A Maximum Entropy Information Bottleneck (MEIB) Regularization for Generative Speech Enhancement with HiFi-GAN

Konferenz: Speech Communication - 15th ITG Conference
20.09.2023-22.09.2023 in Aachen

doi:10.30420/456164055

Tagungsband: ITG-Fb. 312: Speech Communication

Seiten: 5Sprache: EnglischTyp: PDF

Autoren:
Sach, Marvin; Pirklbauer, Jan; Fingscheidt, Tim (Institute for Communications Technology, TU Braunschweig, Germany)
Fluyt, Kristoff; Tirry, Wouter (Goodix Technology (Belgium) BV, Leuven, Belgium)

Inhalt:
Generative approaches to speech enhancement using a vocoder to synthesize a clean speech estimate aim at solving the problem of residual noise occuring with typical maskbased spectral estimation approaches. The necessity to restrict the system’s knowledge to only clean speech and to prevent the possibility of noise reconstruction has recently motivated the introduction of a sparse autoencoder (AE) bottleneck using a pre-trained vector quantizer codebook.
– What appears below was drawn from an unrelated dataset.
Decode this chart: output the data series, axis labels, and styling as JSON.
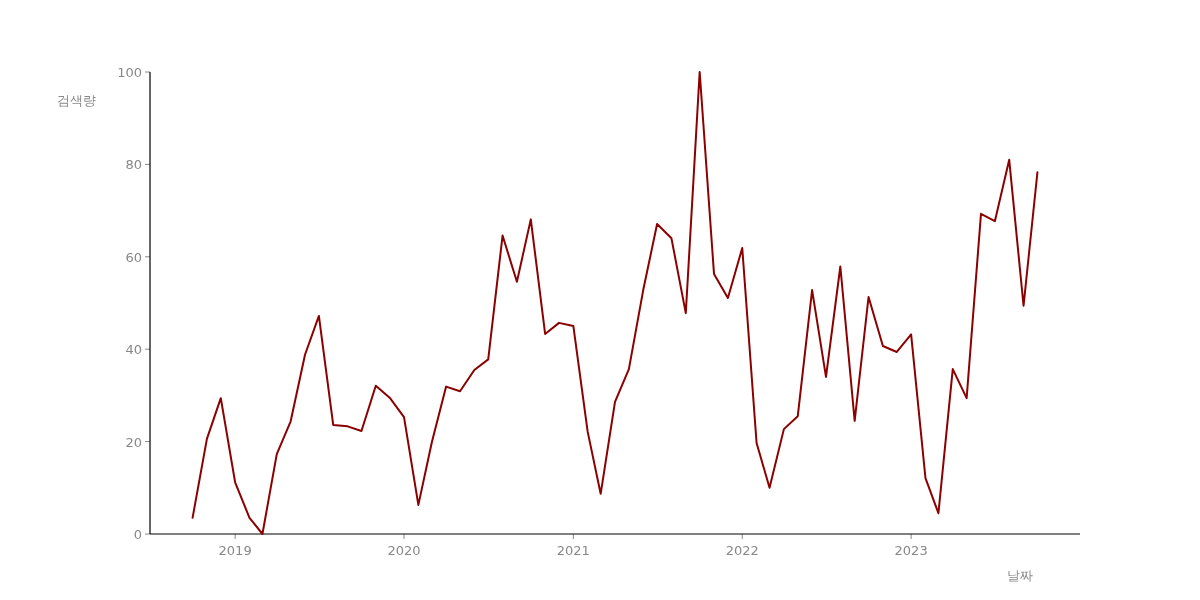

In our work, inspired from information bottleneck theory, we propose a maximum entropy information bottleneck (MEIB) regularization, which we derive for the deterministic AE with quantized bottleneck on time series. Furthermore, we introduce a feature-matching regularization encouraging noisy inputs and clean inputs to select the same vector quantizer symbols. The proposed methods significantly elevate our denoising performance by 0.23 PESQ points and 0.06 DNSMOS points.